Around 900 Leap-series engines will be delivered this year

Andries says that when the original figure was disclosed the company, which is a joint-venture partner in CFM alongside GE Aviation, had “some cautiousness” over the pace of the airline industry’s recovery from the coronavirus downturn.

But an improved outlook, combined with spare engine demand “has led us to guide on 900 deliveries”, he says.

Safran says it is too early to release likely production rates for next year, although Airbus has indicated it is looking to take A320neo output – on which the Leap-1A holds a 59% share – to 65 aircraft per month by the summer of 2023.

Andries also cautions on the challenges the group faces from a “fragile” supply chain as it strives to meet the forthcoming ramp up in production at Airbus and Boeing.

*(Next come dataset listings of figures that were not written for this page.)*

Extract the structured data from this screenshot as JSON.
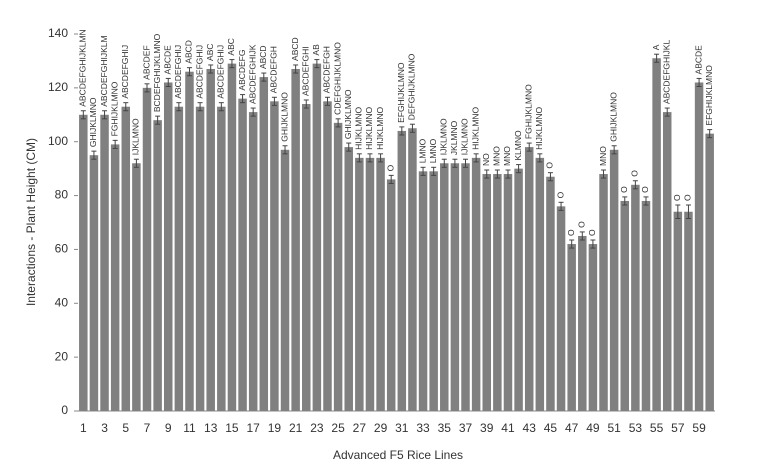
{
  "chart_data": {
    "type": "bar",
    "x_label": "Advanced F5 Rice Lines",
    "y_label": "Interactions - Plant Height (CM)",
    "categories": [
      "1",
      null,
      "3",
      null,
      "5",
      null,
      "7",
      null,
      "9",
      null,
      "11",
      null,
      "13",
      null,
      "15",
      null,
      "17",
      null,
      "19",
      null,
      "21",
      null,
      "23",
      null,
      "25",
      null,
      "27",
      null,
      "29",
      null,
      "31",
      null,
      "33",
      null,
      "35",
      null,
      "37",
      null,
      "39",
      null,
      "41",
      null,
      "43",
      null,
      "45",
      null,
      "47",
      null,
      "49",
      null,
      "51",
      null,
      "53",
      null,
      "55",
      null,
      "57",
      null,
      "59",
      null
    ],
    "values": [
      110,
      95,
      110,
      99,
      113,
      92,
      120,
      108,
      122,
      113,
      126,
      113,
      127,
      113,
      129,
      116,
      111,
      124,
      115,
      97,
      127,
      114,
      129,
      115,
      107,
      98,
      94,
      94,
      94,
      86,
      104,
      105,
      89,
      89,
      92,
      92,
      92,
      94,
      88,
      88,
      88,
      90,
      98,
      94,
      87,
      76,
      62,
      65,
      62,
      88,
      97,
      78,
      84,
      78,
      131,
      111,
      74,
      74,
      122,
      103
    ],
    "errors": [
      1.5,
      1.5,
      1.5,
      1.5,
      1.5,
      1.5,
      1.5,
      1.5,
      1.5,
      1.5,
      1.5,
      1.5,
      1.5,
      1.5,
      1.5,
      1.5,
      1.5,
      1.5,
      1.5,
      1.5,
      1.5,
      1.5,
      1.5,
      1.5,
      1.5,
      1.5,
      1.5,
      1.5,
      1.5,
      1.5,
      1.5,
      1.5,
      1.5,
      1.5,
      1.5,
      1.5,
      1.5,
      1.5,
      1.5,
      1.5,
      1.5,
      1.5,
      1.5,
      1.5,
      1.5,
      1.5,
      1.5,
      1.5,
      1.5,
      1.5,
      1.5,
      1.5,
      1.5,
      1.5,
      1.5,
      1.5,
      2.5,
      2.5,
      1.5,
      1.5
    ],
    "value_labels": [
      "ABCDEFGHIJKLMN",
      "GHIJKLMNO",
      "ABCDEFGHIJKLM",
      "FGHIJKLMNO",
      "ABCDEFGHIJ",
      "IJKLMNO",
      "ABCDEF",
      "BCDEFGHIJKLMNO",
      "ABCDE",
      "ABCDEFGHIJ",
      "ABCD",
      "ABCDEFGHIJ",
      "ABC",
      "ABCDEFGHIJ",
      "ABC",
      "ABCDEFG",
      "ABCDEFGHIJK",
      "ABCD",
      "ABCDEFGH",
      "GHIJKLMNO",
      "ABCD",
      "ABCDEFGHI",
      "AB",
      "ABCDEFGH",
      "CDEFGHIJKLMNO",
      "GHIJKLMNO",
      "HIJKLMNO",
      "HIJKLMNO",
      "HIJKLMNO",
      "O",
      "EFGHIJKLMNO",
      "DEFGHIJKLMNO",
      "LMNO",
      "LMNO",
      "IJKLMNO",
      "JKLMNO",
      "IJKLMNO",
      "HIJKLMNO",
      "NO",
      "MNO",
      "MNO",
      "KLMNO",
      "FGHIJKLMNO",
      "HIJKLMNO",
      "O",
      "O",
      "O",
      "O",
      "O",
      "MNO",
      "GHIJKLMNO",
      "O",
      "O",
      "O",
      "A",
      "ABCDEFGHIJKL",
      "O",
      "O",
      "ABCDE",
      "EFGHIJKLMNO"
    ],
    "color": "#808080",
    "ylim": [
      0,
      140
    ],
    "yticks": [
      0,
      20,
      40,
      60,
      80,
      100,
      120,
      140
    ]
  }
}
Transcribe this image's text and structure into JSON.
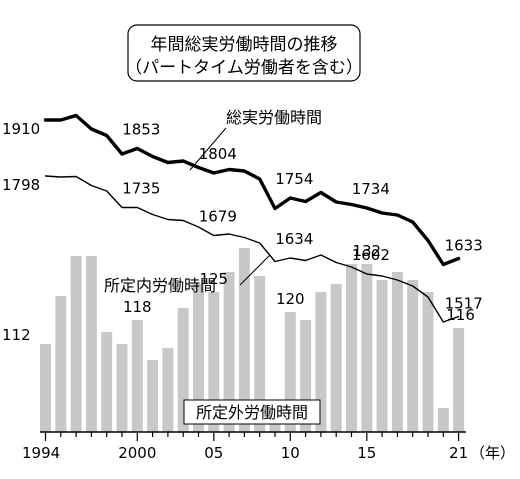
{
  "chart_data": {
    "type": "line",
    "title": "年間総実労働時間の推移",
    "subtitle": "（パートタイム労働者を含む）",
    "x_unit": "（年）",
    "x": [
      1994,
      1995,
      1996,
      1997,
      1998,
      1999,
      2000,
      2001,
      2002,
      2003,
      2004,
      2005,
      2006,
      2007,
      2008,
      2009,
      2010,
      2011,
      2012,
      2013,
      2014,
      2015,
      2016,
      2017,
      2018,
      2019,
      2020,
      2021
    ],
    "x_tick_labels": [
      "1994",
      "2000",
      "05",
      "10",
      "15",
      "21"
    ],
    "x_tick_years": [
      1994,
      2000,
      2005,
      2010,
      2015,
      2021
    ],
    "series": [
      {
        "name": "総実労働時間",
        "kind": "line",
        "style": "bold",
        "values": [
          1910,
          1910,
          1919,
          1892,
          1879,
          1842,
          1853,
          1837,
          1825,
          1828,
          1815,
          1804,
          1811,
          1808,
          1792,
          1733,
          1754,
          1747,
          1765,
          1746,
          1741,
          1734,
          1724,
          1720,
          1706,
          1669,
          1621,
          1633
        ],
        "labels": [
          {
            "year": 1994,
            "text": "1910"
          },
          {
            "year": 2000,
            "text": "1853"
          },
          {
            "year": 2005,
            "text": "1804"
          },
          {
            "year": 2010,
            "text": "1754"
          },
          {
            "year": 2015,
            "text": "1734"
          },
          {
            "year": 2021,
            "text": "1633"
          }
        ]
      },
      {
        "name": "所定内労働時間",
        "kind": "line",
        "style": "thin",
        "values": [
          1798,
          1796,
          1797,
          1779,
          1768,
          1735,
          1735,
          1721,
          1711,
          1709,
          1696,
          1679,
          1682,
          1675,
          1664,
          1627,
          1634,
          1629,
          1640,
          1625,
          1616,
          1602,
          1598,
          1590,
          1578,
          1556,
          1506,
          1517
        ],
        "labels": [
          {
            "year": 1994,
            "text": "1798"
          },
          {
            "year": 2000,
            "text": "1735"
          },
          {
            "year": 2005,
            "text": "1679"
          },
          {
            "year": 2010,
            "text": "1634"
          },
          {
            "year": 2015,
            "text": "1602"
          },
          {
            "year": 2021,
            "text": "1517"
          }
        ]
      },
      {
        "name": "所定外労働時間",
        "kind": "bar",
        "values": [
          112,
          124,
          134,
          134,
          115,
          112,
          118,
          108,
          111,
          121,
          127,
          125,
          130,
          136,
          129,
          98,
          120,
          118,
          125,
          127,
          132,
          132,
          128,
          130,
          128,
          125,
          96,
          116
        ],
        "labels": [
          {
            "year": 1994,
            "text": "112"
          },
          {
            "year": 2000,
            "text": "118"
          },
          {
            "year": 2005,
            "text": "125"
          },
          {
            "year": 2010,
            "text": "120"
          },
          {
            "year": 2015,
            "text": "132"
          },
          {
            "year": 2021,
            "text": "116"
          }
        ]
      }
    ],
    "colors": {
      "line": "#000000",
      "bar": "#c8c8c8",
      "axis": "#000000"
    }
  }
}
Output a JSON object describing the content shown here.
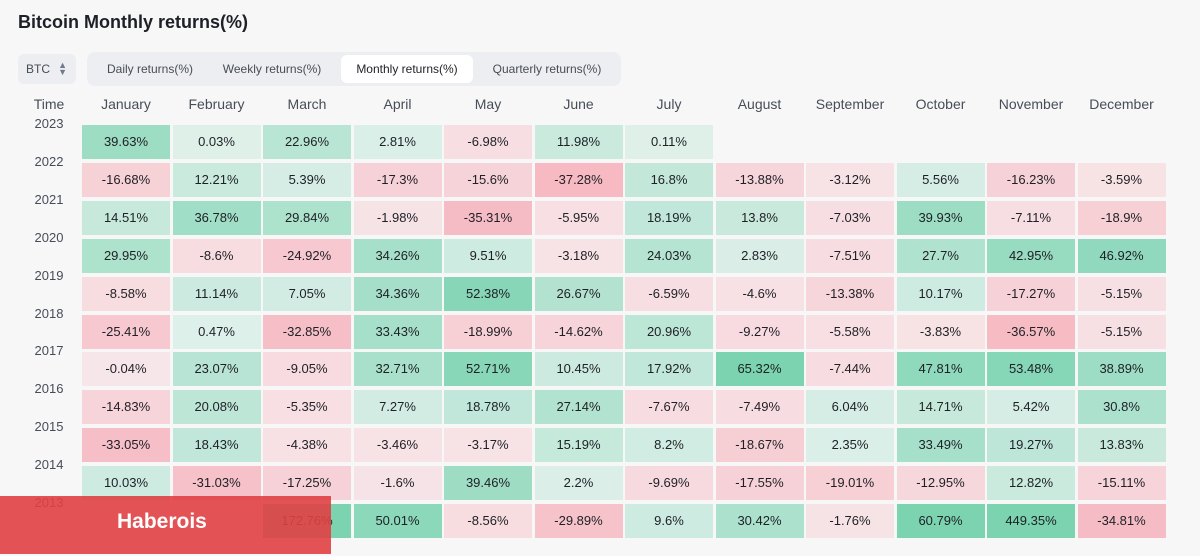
{
  "title": "Bitcoin Monthly returns(%)",
  "asset_select": {
    "value": "BTC",
    "icon": "chevron-up-down-icon"
  },
  "tabs": [
    {
      "label": "Daily returns(%)",
      "active": false
    },
    {
      "label": "Weekly returns(%)",
      "active": false
    },
    {
      "label": "Monthly returns(%)",
      "active": true
    },
    {
      "label": "Quarterly returns(%)",
      "active": false
    }
  ],
  "watermark": "Haberois",
  "colors": {
    "positive": "#2ebd85",
    "negative": "#f6465d",
    "neutral": "#ffffff"
  },
  "chart_data": {
    "type": "heatmap",
    "title": "Bitcoin Monthly returns(%)",
    "row_header": "Time",
    "columns": [
      "January",
      "February",
      "March",
      "April",
      "May",
      "June",
      "July",
      "August",
      "September",
      "October",
      "November",
      "December"
    ],
    "rows": [
      {
        "year": "2023",
        "values": [
          "39.63%",
          "0.03%",
          "22.96%",
          "2.81%",
          "-6.98%",
          "11.98%",
          "0.11%",
          "",
          "",
          "",
          "",
          ""
        ]
      },
      {
        "year": "2022",
        "values": [
          "-16.68%",
          "12.21%",
          "5.39%",
          "-17.3%",
          "-15.6%",
          "-37.28%",
          "16.8%",
          "-13.88%",
          "-3.12%",
          "5.56%",
          "-16.23%",
          "-3.59%"
        ]
      },
      {
        "year": "2021",
        "values": [
          "14.51%",
          "36.78%",
          "29.84%",
          "-1.98%",
          "-35.31%",
          "-5.95%",
          "18.19%",
          "13.8%",
          "-7.03%",
          "39.93%",
          "-7.11%",
          "-18.9%"
        ]
      },
      {
        "year": "2020",
        "values": [
          "29.95%",
          "-8.6%",
          "-24.92%",
          "34.26%",
          "9.51%",
          "-3.18%",
          "24.03%",
          "2.83%",
          "-7.51%",
          "27.7%",
          "42.95%",
          "46.92%"
        ]
      },
      {
        "year": "2019",
        "values": [
          "-8.58%",
          "11.14%",
          "7.05%",
          "34.36%",
          "52.38%",
          "26.67%",
          "-6.59%",
          "-4.6%",
          "-13.38%",
          "10.17%",
          "-17.27%",
          "-5.15%"
        ]
      },
      {
        "year": "2018",
        "values": [
          "-25.41%",
          "0.47%",
          "-32.85%",
          "33.43%",
          "-18.99%",
          "-14.62%",
          "20.96%",
          "-9.27%",
          "-5.58%",
          "-3.83%",
          "-36.57%",
          "-5.15%"
        ]
      },
      {
        "year": "2017",
        "values": [
          "-0.04%",
          "23.07%",
          "-9.05%",
          "32.71%",
          "52.71%",
          "10.45%",
          "17.92%",
          "65.32%",
          "-7.44%",
          "47.81%",
          "53.48%",
          "38.89%"
        ]
      },
      {
        "year": "2016",
        "values": [
          "-14.83%",
          "20.08%",
          "-5.35%",
          "7.27%",
          "18.78%",
          "27.14%",
          "-7.67%",
          "-7.49%",
          "6.04%",
          "14.71%",
          "5.42%",
          "30.8%"
        ]
      },
      {
        "year": "2015",
        "values": [
          "-33.05%",
          "18.43%",
          "-4.38%",
          "-3.46%",
          "-3.17%",
          "15.19%",
          "8.2%",
          "-18.67%",
          "2.35%",
          "33.49%",
          "19.27%",
          "13.83%"
        ]
      },
      {
        "year": "2014",
        "values": [
          "10.03%",
          "-31.03%",
          "-17.25%",
          "-1.6%",
          "39.46%",
          "2.2%",
          "-9.69%",
          "-17.55%",
          "-19.01%",
          "-12.95%",
          "12.82%",
          "-15.11%"
        ]
      },
      {
        "year": "2013",
        "values": [
          "",
          "",
          "172.76%",
          "50.01%",
          "-8.56%",
          "-29.89%",
          "9.6%",
          "30.42%",
          "-1.76%",
          "60.79%",
          "449.35%",
          "-34.81%"
        ]
      }
    ]
  }
}
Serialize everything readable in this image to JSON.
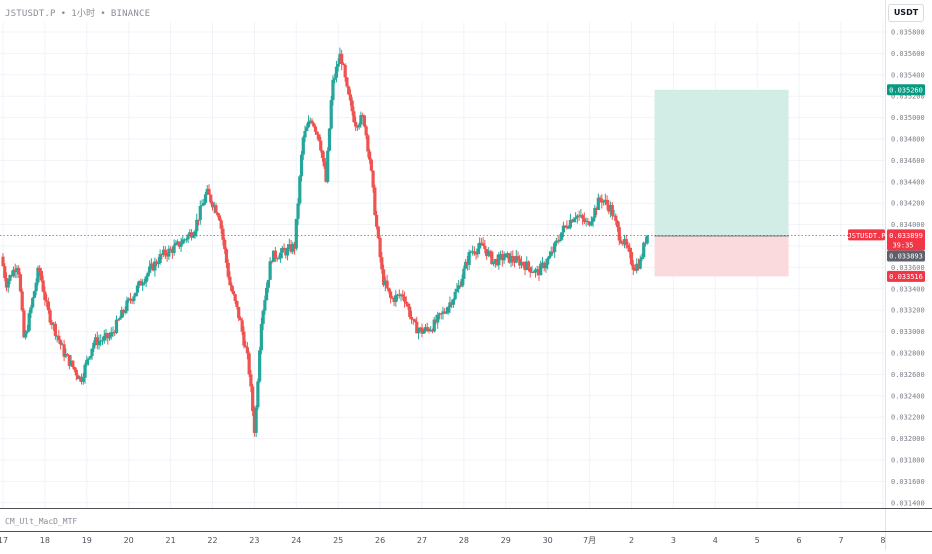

He points to “concerns about human resources” where there is a “struggle to recruit the people we need”, with that issue “even more acute in the USA”.

In addition, there are “tensions in raw material availability”, citing chemicals and metals such as aluminium as particular pinch-points.

“These are specific concerns that we will have to address because they are a challenge for the ramp-up… across the supply chain widely,” he says.

Leap engine

Source: Airbus

Leap-1A engines have a 59% share on the A320neo programme

While Andries discloses that Safran’s interiors business had an issue with late deliveries for the A220 programme, he says the company “fully recovered the situation during the summer”. It has no current issues with the timeliness or quality of deliveries to either Airbus or Boeing, he adds.

Break-even for the interiors operation, which has struggled for some time, is anticipated “in the very last weeks of this year”, he says.

Safran also expects a strong final quarter of the year from its aerospace propulsion aftermarket business as MRO shops restock inventory ahead of a year-end price increase.

“We are seeing a big inflow of orders for November – we know it is going to be a strong month,” Andries says.

That is in part due to the relatively low number of aircraft retirements this year, limiting the availability of used inventory. Just 77 jets with second-generation CFM56 engines have been scrapped so far in 2021.

“No big aircraft retirements means no big inflow of used parts,” he says, describing airlines as being in “wait-and-see mode” with regard to their future fleet needs.